Despite his exhaustion, he still loomed over the room, his frame making the space around Eira seem to shrink.

"Eira?" Milla dropped her rolling pin. It hit the floor with a dull thud. "What is this? Who is he?"

Eira stared at her. Her eyes were hard, fixed on the boy she was holding up. "Milla, I need the cellar. Now."

Soren's head was down, his dark hair hiding his face, but his hand was clamped white-knuckled over the violet lantern tucked into his belt. He was trying to hide the light, but the bruised colour was already beginning to seep through his fingers.

Noa's eyes went wide. He pointed a shaking finger at the boy. "That's him! Milla, that's the guy from the docks-"

Milla quickly collapsed a flour-coated hand over his mouth.

She didn't know the boy's name, and she certainly didn't know why her best friend was harbouring a dock rat, but she saw the desperation in Eira's eyes.

"Noa, lock the front door," Milla commanded, her voice suddenly losing its customer-service flow.

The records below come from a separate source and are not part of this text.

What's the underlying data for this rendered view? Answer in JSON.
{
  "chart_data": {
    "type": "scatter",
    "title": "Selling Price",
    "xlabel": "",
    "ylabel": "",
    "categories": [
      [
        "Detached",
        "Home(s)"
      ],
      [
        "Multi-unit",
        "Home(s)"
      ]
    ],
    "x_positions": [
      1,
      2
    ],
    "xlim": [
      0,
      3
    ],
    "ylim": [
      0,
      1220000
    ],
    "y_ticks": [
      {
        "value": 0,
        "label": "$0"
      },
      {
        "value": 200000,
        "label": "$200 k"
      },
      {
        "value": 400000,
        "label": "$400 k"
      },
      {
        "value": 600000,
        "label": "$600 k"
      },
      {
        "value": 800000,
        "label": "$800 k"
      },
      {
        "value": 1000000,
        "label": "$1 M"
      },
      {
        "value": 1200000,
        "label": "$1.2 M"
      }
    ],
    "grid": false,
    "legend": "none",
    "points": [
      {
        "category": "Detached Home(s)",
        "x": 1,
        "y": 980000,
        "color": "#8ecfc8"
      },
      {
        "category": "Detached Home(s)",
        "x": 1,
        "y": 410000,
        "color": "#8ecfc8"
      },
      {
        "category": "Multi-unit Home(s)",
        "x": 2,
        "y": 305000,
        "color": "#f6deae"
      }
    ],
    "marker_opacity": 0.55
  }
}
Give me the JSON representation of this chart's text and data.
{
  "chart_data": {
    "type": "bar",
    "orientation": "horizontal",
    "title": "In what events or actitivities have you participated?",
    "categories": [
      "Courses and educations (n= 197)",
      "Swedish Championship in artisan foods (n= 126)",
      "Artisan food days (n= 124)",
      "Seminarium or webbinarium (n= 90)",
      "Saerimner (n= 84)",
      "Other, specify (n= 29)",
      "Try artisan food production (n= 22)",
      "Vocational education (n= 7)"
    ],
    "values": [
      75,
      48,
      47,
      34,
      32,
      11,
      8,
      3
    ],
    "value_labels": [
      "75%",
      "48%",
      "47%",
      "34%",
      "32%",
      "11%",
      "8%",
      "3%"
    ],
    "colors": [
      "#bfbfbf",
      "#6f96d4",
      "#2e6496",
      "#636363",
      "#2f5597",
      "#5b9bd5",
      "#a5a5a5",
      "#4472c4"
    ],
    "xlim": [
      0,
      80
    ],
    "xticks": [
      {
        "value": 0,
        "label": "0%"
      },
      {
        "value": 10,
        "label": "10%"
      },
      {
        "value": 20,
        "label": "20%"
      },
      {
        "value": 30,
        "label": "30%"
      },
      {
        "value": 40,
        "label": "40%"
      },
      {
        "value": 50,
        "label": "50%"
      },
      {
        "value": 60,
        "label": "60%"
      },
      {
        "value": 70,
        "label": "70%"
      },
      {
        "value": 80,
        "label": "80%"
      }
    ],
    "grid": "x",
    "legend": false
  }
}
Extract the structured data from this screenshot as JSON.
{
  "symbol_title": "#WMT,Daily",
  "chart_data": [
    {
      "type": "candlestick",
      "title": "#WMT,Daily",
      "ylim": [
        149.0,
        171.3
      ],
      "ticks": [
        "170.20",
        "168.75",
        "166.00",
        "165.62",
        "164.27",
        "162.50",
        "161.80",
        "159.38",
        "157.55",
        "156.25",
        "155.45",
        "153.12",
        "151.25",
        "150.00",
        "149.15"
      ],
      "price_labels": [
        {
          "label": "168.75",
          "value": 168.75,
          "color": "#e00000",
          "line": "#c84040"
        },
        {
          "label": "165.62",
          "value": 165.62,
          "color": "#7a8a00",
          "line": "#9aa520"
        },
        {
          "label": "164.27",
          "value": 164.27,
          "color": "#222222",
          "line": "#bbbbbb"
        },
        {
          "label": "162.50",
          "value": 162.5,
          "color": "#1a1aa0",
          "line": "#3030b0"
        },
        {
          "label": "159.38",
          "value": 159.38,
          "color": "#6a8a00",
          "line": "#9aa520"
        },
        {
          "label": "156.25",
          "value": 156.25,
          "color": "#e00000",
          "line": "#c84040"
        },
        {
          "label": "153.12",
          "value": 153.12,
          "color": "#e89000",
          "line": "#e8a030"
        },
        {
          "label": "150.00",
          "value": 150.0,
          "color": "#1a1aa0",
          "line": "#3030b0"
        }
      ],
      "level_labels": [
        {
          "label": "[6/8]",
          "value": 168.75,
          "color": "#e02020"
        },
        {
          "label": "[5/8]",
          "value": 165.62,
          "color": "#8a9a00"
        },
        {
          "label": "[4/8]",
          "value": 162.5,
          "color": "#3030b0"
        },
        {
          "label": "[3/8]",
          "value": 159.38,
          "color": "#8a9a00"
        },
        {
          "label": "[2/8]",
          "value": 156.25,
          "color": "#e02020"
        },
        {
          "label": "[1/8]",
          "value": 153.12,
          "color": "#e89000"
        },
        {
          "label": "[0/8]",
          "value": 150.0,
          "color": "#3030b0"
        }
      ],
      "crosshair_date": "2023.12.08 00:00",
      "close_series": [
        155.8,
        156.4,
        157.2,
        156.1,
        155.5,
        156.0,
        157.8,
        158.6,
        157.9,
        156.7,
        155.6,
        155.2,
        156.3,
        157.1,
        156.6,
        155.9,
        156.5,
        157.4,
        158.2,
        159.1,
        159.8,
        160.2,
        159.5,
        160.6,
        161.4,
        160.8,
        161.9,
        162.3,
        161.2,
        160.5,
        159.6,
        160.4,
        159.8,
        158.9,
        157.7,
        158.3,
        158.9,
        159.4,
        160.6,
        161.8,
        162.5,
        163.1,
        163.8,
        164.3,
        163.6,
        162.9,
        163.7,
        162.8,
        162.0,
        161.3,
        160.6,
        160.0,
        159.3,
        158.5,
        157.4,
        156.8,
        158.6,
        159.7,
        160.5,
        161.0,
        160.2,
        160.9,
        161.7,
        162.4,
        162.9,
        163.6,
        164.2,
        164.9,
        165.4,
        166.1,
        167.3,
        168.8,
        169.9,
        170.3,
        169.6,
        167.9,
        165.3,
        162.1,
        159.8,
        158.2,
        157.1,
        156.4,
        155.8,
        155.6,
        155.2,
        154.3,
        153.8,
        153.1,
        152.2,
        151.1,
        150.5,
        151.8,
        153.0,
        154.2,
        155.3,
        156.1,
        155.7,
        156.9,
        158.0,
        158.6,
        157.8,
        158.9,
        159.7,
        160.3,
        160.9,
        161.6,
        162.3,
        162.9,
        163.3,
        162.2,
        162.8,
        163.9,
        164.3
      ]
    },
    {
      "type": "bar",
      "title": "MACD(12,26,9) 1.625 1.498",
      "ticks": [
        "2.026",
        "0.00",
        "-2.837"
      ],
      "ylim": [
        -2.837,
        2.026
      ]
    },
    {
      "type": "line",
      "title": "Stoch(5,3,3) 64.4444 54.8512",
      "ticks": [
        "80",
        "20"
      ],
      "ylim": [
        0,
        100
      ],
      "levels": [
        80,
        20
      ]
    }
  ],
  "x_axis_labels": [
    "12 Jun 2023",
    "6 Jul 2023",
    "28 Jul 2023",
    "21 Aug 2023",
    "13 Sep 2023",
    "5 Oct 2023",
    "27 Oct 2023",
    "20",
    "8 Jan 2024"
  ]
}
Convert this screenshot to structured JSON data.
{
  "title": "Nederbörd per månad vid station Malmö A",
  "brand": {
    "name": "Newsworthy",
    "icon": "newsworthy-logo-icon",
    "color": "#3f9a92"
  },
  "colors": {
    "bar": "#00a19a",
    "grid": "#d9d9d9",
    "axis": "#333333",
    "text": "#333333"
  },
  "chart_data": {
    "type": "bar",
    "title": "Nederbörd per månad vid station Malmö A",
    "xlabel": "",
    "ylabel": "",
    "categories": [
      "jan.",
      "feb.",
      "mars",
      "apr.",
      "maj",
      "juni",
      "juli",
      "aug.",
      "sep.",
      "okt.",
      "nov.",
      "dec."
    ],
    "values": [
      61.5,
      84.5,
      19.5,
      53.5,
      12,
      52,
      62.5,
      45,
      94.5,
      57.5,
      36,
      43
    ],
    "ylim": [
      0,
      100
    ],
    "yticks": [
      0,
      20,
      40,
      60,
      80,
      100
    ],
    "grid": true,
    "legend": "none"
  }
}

"But the Aurelians- and the Wadren-"

"I don't care about them! Lock the door and flip the sign to Closed!"

Milla grabbed Soren's other arm, surprised by the sheer weight of him. He was built like a labourer, dense and solid.

Together, the two girls hauled him toward the back of the kitchen, leaving the wealthiest family in the Tier standing in stunned silence.

As the trapdoor to the cellar creaked open, Milla looked at Eira. "You'd better have a very good explanation for why we're kidnapping a fugitive in the middle of my morning rush."

"He has the answers, Milla," Eira said, her voice trembling with a mix of fury and exhaustion. "He's the only one who knows the truth."